How Test‑Driven Development Transforms Code Quality and Design
Test‑Driven Development (TDD) flips the traditional coding workflow by writing failing tests first, then code to pass them, enabling safer design changes, higher internal quality, and seamless integration with ATDD/BDD to ensure delivered software meets user requirements.
Concept
Test‑Driven Development (TDD) means “write code only to fix failing tests.” First a test is written, then code is added to make the test pass. With sufficient tests, developers can refactor confidently, improving design, producing testable code, and avoiding over‑design based on unrealistic assumptions.
Goal
Improve internal application quality with TDD and ensure delivered software meets user needs using ATDD/BDD.

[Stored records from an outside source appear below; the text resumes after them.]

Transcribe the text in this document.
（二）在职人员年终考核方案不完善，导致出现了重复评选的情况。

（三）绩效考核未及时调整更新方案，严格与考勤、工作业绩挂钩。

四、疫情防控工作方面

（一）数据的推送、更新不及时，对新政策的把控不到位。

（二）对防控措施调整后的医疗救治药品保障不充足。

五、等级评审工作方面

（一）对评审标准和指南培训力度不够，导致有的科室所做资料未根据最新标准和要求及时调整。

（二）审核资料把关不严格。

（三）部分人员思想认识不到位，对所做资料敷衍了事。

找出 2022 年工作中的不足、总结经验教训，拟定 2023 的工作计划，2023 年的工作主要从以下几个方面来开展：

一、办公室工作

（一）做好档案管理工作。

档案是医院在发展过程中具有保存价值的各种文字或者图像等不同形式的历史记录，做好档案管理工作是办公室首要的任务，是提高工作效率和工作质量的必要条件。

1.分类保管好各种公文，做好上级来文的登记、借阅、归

At the coding level, TDD drives code writing; at the requirements level, BDD drives system construction.
Principles
Write test code first, then the code that satisfies the test; aim to have test code for each code segment.
Tests need not cover every detail but must address major functionality and potential error points.

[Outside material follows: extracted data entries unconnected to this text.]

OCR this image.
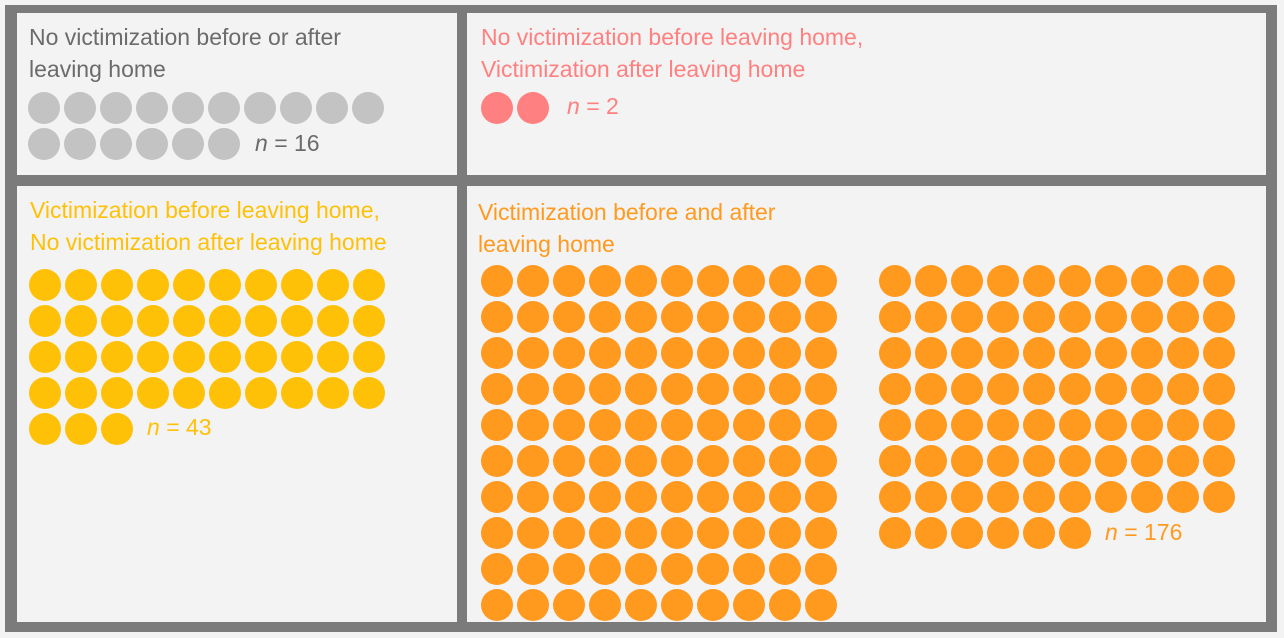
No victimization before or after
leaving home
n = 16
No victimization before leaving home,
Victimization after leaving home
n = 2
Victimization before leaving home,
No victimization after leaving home
n = 43
Victimization before and after
leaving home
n = 176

When a bug is found, write a corresponding test case before debugging.
Continuously analyze bug causes and add related tests.
Maintain test code so all tests pass after any code change.
Keep test code readable and maintainable.
Follow the testing pyramid: unit tests > BDD > manual tests.
Standards
General
Test code is code and must be under source control.
Test code does not need its own tests but requires code review.
Unit and BDD test code should reside in the same project as production code, separated by directories.
E2E regression test code can be in a separate project.
Unit, acceptance, and BDD tests must be automatable.
Different tech stacks may use different automation frameworks, but all must integrate with the DevOps platform to trigger tests and report results.
Each push should trigger unit tests and report outcomes.
It is recommended that each push also trigger BDD tests.
Daily full‑regression E2E tests are recommended.
Unit Testing
Project naming convention: [ProjectName].Unit.Tests (e.g., abc.service.unit.tests).
Test file naming: [ClassName]Tests (e.g., bookServiceTests.java).
Method naming pattern: [method]_[scenario]_[expectedResult] (e.g., Add_SingleNumber_ReturnsSameNumber).
Test methods must follow the Arrange‑Act‑Assert structure.
BDD
Do not replace unit tests with BDD; developers should first have solid unit tests.
If BDD execution exceeds 15 minutes, improve test code.
BDD tests use Gherkin syntax (Given‑When‑Then).
Place feature files in src/tests/features/, organized by functional sub‑directories.
Step definitions go in src/tests/features/steps/, mirroring the feature folder structure.
Group related tests in a single .feature file.
Each feature must be runnable independently without affecting others.
Avoid encoding story IDs in feature file names.
Recommended Practices
Development Phase
QA writes BDD scenarios for user stories and gets SDE/TPM confirmation.
SDE writes unit tests and business code, assisting QA with BDD code.
Test!
Each code commit triggers DevOps to produce two results: unit‑test outcome and impact on test coverage.
After a merge request, each commit also produces a BDD test result.
Run nightly regression tests and push reports to the whole team.
QA helps TPM write acceptance criteria for the next sprint; only when BDD‑written criteria pass and are BPM‑approved does the story become Ready.
Metrics
Coverage metrics: method, branch, and line coverage.
Code deployed to production must achieve 100% test pass rate.
Track daily BDD test pass‑rate trends within a sprint.